On my personal cultural spectrum, “Maybe mañana” suits me well enough. Plus, without getting traumatized about wasted time and bus and taxi fares, I could, and did, mitigate “time is money” losses. Moreover, although traveling without a useful camera, it’s my habit to look around and think about what I see when riding buses and taxis – an important part of chronicling Panama the way that I do it.

So I went into the El Rey at the Boulevard, because even had I not had an appointment to be injected, I needed to make a cat food run on this day anyway. Cat food, cold bottled tea, bread, cheetos to share with canines and felines, a piece of broccoli to go with dinner, the print edition of today’s La Prensa – and off to the other side of the shopping center, which is now the terminal for a lot of Penonome bus routes.

An opportunity to save a little time, and a little money! None of this bus ride to Anton, then another bus ride out to the village. At the Boulevard I got on a Penonome to San Juan de Dios bus, which got me directly back to El Bajito for a buck instead of $1.50 and save me probably a net half-hour of waiting.

So, that settled, I set my eyes and brain to another look at what I saw going out to that side of Penonome. What’s different?
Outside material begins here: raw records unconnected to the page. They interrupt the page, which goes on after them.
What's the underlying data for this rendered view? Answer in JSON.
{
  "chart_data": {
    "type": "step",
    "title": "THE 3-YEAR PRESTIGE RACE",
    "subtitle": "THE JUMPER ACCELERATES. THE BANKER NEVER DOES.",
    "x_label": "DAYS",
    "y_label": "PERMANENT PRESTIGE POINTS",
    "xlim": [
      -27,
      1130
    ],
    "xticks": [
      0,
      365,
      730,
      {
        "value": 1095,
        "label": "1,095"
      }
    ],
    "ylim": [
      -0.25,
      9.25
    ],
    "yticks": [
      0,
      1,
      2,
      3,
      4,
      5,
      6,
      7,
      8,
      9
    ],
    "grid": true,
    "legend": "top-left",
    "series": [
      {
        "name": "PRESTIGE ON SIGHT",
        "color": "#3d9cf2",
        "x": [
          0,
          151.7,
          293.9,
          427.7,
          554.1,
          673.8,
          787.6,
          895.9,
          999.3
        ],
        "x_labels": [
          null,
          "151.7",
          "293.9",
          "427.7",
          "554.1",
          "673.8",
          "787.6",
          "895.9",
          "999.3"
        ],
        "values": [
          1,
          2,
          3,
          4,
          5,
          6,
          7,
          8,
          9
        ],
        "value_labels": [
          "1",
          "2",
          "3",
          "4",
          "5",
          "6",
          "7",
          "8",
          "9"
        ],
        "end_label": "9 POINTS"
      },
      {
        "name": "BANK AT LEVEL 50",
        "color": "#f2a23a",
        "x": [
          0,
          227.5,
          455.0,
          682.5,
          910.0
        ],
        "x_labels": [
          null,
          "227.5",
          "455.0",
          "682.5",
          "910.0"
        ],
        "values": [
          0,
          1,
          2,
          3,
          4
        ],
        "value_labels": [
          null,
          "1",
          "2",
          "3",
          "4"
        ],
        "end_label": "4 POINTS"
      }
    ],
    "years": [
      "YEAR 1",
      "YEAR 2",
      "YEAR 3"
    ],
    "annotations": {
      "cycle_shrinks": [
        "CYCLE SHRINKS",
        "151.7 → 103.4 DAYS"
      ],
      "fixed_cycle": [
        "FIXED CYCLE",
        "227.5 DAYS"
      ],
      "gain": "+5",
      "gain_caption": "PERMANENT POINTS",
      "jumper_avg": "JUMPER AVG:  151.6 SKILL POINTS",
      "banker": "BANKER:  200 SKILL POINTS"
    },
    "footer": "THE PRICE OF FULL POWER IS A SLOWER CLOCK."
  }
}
– A guy selling stuff at a traffic light on the Pan-American Highway. Not so weird for Panama. There are even popular songs about it. When I was here as a US resident visiting in Noriega times, and then in the immediate aftermath of the invasion, that part of the informal economy was much more pervasive. In 21st century Penonome it hasn’t been. But then, the number of roadside stands is also substantially up during the epidemic. In a country without much of a social safety net, and where nearly half of the work force was informal before the virus arrived, ever more people are selling on the street or on the roadside to survive. Plus, there is more outright panhandling.

– All the closed businesses! And there are a bunch that have been stripped or vandalized. Are those three adjacent stripped places bought by someone who’s going to tear them down and build something new? THAT business with the freshly broken-out window, and the reasonably new car with the smashed-up windows that bears no marks of a collision, apparently belie criminal activity of some sort. Continuing from a plague into hard times, Panama really does need to take some steps, not only law enforcement but including that, to limit the stripping away of this country’s assets. No matter who, if anyone, might hold title.

– Direct foreign investment? That’s down and you can read all about it in almost any medium that covers such things. However, all these brave Panamanian souls are investing in businesses here. New bus routes. Fruit and vegetable stands. Handicraft stalls. Franchises of relatively new Panamanian chains, like the coffee shop at the Boulevard. Small business has taken a terrible beating from the epidemic here and a lot of the new efforts may not survive. But there are new leaves popping up on society’s living fence.